We walked away from the car. Judi stood behind me, just as my father had done the first time we looked at the moon. She turned my face upwards, just as he had done, and I prepared to tell her that I saw nothing.
But what was that tiny pinpoint of light far away? I couldn't believe it! I must have been wrong. I closed my eyes and then looked again, trying to convince myself that it was not there. But there it was, shining steadily.
"Can you see it?" she asked, a bit of excitement in her voice.
I felt as if I could shout, if only my breath wasn't taken away by the inexplicable joy inside me. "I've never seen a star!" I exclaimed. "I wasn't going to let you stop the car. I didn't think I could have seen it." I embraced her, nearly bursting into tears.
Judi and I went star gazing one more night that week. I thought that I surely had imagined the star the first night. If it happened again, I would be amazed.
Again we drove out into the country. This time I was searched more independently, and again I expected nothing. I was amazed to discover two or three groups of pinpoints, more pale than the one I had seen the first night. I closed my eyes and turned them away. When I opened them again and turned back toward the place, the groups of pinpoints shone like little groups of candles hanging from the sky. In one group, a single pinpoint shone brighter than the others, catching my attention.

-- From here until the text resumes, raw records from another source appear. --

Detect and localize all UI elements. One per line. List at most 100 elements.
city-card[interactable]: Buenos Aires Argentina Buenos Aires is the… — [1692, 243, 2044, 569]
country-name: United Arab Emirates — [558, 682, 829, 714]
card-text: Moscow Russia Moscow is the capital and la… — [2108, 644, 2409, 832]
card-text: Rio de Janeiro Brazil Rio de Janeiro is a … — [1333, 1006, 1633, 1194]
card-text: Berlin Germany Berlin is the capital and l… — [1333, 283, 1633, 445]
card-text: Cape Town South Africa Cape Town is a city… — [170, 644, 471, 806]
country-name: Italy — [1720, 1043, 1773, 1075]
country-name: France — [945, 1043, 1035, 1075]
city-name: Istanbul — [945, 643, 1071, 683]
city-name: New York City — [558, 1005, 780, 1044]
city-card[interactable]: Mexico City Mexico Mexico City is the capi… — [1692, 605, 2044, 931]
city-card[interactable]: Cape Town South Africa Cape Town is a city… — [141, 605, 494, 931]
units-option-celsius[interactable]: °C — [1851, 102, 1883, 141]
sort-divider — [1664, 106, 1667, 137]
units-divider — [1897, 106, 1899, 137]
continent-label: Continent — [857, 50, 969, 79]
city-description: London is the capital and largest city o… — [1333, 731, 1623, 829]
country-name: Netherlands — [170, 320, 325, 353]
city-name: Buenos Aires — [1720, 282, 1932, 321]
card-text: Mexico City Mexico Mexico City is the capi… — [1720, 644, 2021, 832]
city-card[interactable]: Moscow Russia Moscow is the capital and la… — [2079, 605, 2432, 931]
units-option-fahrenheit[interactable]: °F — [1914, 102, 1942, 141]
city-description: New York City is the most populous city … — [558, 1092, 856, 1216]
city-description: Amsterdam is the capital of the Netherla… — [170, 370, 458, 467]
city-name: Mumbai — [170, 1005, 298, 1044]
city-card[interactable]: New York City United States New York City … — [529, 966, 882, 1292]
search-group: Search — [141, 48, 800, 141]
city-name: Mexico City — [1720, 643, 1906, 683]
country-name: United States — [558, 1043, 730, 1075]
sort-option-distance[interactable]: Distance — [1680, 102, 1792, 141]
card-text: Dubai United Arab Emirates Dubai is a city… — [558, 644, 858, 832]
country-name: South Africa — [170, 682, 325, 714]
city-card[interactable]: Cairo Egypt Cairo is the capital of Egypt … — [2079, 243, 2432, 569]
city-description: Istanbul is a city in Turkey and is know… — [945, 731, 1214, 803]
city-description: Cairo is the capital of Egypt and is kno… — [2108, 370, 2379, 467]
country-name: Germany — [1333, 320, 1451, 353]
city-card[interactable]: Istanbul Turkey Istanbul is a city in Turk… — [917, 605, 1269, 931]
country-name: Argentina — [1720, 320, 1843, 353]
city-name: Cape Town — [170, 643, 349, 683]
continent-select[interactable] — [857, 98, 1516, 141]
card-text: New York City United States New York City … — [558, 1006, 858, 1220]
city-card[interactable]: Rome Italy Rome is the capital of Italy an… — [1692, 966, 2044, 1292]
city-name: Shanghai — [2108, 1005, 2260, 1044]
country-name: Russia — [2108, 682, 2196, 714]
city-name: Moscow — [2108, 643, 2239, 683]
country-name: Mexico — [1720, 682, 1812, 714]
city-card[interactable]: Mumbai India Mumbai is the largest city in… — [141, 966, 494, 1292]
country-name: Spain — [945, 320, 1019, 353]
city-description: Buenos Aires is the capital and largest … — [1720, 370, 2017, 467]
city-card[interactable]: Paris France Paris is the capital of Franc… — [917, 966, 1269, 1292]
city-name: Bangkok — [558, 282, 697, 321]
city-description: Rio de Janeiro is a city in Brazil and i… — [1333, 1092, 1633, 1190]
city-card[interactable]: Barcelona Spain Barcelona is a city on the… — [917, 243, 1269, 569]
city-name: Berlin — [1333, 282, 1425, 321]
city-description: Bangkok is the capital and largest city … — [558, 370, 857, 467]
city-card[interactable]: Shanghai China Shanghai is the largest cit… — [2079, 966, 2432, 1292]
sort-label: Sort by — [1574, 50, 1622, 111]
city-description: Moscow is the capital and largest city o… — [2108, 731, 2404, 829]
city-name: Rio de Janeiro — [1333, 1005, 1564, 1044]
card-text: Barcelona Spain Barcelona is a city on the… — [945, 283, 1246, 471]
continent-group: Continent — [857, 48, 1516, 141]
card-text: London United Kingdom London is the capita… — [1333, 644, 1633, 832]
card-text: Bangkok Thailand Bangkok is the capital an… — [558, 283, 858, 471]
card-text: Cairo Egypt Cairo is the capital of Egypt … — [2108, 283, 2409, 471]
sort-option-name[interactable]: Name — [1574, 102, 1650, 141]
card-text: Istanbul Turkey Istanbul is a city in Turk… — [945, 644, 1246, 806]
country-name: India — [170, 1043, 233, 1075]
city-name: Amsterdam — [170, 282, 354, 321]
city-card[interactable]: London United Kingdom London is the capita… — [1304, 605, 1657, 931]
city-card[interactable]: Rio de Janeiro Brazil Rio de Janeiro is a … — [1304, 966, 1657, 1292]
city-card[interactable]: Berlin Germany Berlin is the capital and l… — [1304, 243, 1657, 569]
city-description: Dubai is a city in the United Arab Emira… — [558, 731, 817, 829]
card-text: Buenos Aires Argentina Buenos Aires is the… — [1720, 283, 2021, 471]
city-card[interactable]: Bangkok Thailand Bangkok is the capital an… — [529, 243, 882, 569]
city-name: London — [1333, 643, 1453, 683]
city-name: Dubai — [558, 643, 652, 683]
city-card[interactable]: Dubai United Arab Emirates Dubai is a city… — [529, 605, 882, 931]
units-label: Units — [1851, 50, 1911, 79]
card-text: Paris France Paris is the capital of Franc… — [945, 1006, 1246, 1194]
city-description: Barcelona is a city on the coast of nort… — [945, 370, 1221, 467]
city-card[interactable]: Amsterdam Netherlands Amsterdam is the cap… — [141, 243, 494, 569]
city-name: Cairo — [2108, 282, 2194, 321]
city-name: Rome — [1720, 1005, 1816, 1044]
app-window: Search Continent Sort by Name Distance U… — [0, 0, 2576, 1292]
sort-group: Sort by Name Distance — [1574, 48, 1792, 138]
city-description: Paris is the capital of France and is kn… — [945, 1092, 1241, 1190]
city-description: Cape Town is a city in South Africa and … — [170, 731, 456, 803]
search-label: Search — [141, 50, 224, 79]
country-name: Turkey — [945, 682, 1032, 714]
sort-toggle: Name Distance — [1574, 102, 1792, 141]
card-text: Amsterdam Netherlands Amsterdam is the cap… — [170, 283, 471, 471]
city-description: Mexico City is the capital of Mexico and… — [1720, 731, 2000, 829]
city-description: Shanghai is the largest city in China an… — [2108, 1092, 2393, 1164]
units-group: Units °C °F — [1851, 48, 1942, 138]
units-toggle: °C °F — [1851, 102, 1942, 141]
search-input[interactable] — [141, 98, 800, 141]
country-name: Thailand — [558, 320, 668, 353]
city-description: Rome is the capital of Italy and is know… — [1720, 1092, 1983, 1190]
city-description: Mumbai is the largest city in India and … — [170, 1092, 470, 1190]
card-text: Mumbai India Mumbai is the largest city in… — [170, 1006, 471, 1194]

When Judi and I first discussed stars, I asked her if they really had five or six points. More than anything, I wanted to understand what a star was. It did not matter to me whether I understood it by seeing it or by receiving an explanation. She answered that they appeared that way if she squinted. Her matter- of-fact answer to my question and willingness to answer other questions I had flooded me with a feeling of fellowship and removed all feelings of inferiority that came from the knowledge of my physical difference. In that moment, I realized that whether or not I ever saw a star or even another object, I was a part of God's family and I could be amazed at His handiwork along with everyone else.
For many years I found it difficult to sing the lines of a certain hymn:
I see the stars, I hear the rolling thunder,
Thy power throughout the universe displayed.Then sings my soul, my Savior God, to the.
How great thou art! How great thou art!
Judi's willingness to explain the appearance of the stars freed me to praise God for His works in the heavens. But even more amazing than the heavens is the understanding that He knows the desires of my heart and blesses me every so often with a gift I never expected to receive.